Sort an Array of 0s and 1s

How would you sort an array that consists of only zeros and ones in only one pass?
Answer:

Use Quick Sort :

0 1 1 1 0 0 1 0 0 1
^       ^         ^
up     pivot      down

Quick sort will do this in one pass.

Count Sort will do this in two passes.

Min element in a sorted array

Given an array, which has been sorted in ascending order and rotated, how will you go about
finding the min element in it.

Answer:

Let original array be 10 20 30 40 50 , so on rotation it become 40 50 10 20 30
40 50 10 20 30
 ^  ^
Up Down

up = array.begin();
down = Up+1;

while(down != array.end() )
{
  if(*down < *up ) then *down is the smallest element
  ++up;
  ++down;
}

Merge unsorted linked lists

Write the algorithm to merge two unsorted linked lists.

Answer:^[1]

The bucket sort will give the best performance.

Add both the linked lists to a bucket data structure and then its simple to perform the bucket sort.

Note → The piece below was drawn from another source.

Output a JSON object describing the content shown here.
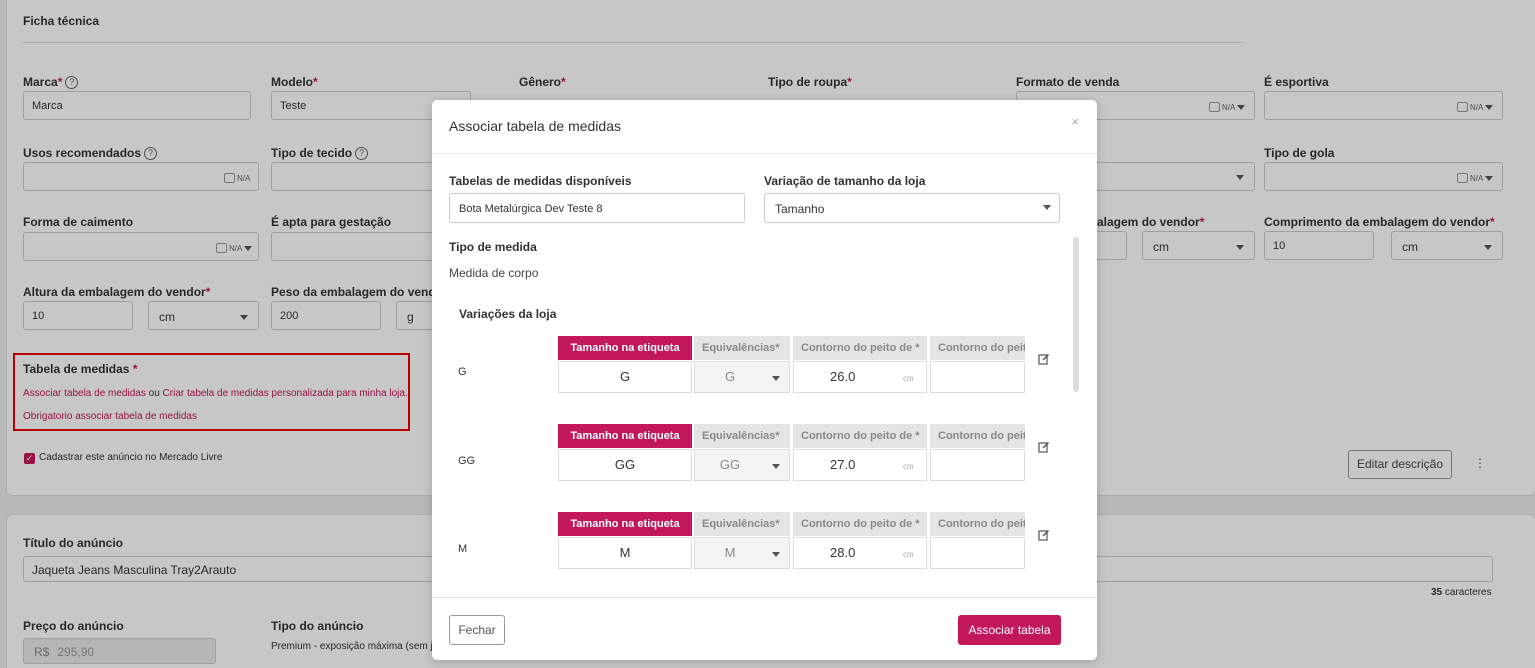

The complexity depends on the input values and how well they can be uniformly distributed among the buckets.

K smallest numbers

Given N numbers in an unsorted array, find the K smallest numbers.

Merging two arrays

Given two sorted integer arrays and the larger array has room for the second. Merge the smaller array into the larger one, in O(n) time and O(1) space.

Answer:

l_begin     l_end         free
 |            |            |
[4][6][8][10][22][ ][ ][ ][ ]

sml_begin small_end
 |        |
[1][2][3][20]

void InplaceMerge(int * l_up, int * l_down, int* s_up, int* s_down)
{
    int* free = l_down + (s_down-s_up);
    while(s_end <= s_begin)
    {
        while(*l_end >= *s_end)
        {
            *free = *l_end;
            --free; --l_end;
        }
        while (*s_end >= *l_end)
        {
            *free = *s_end;
            --free; --s_end;
        }
    }
}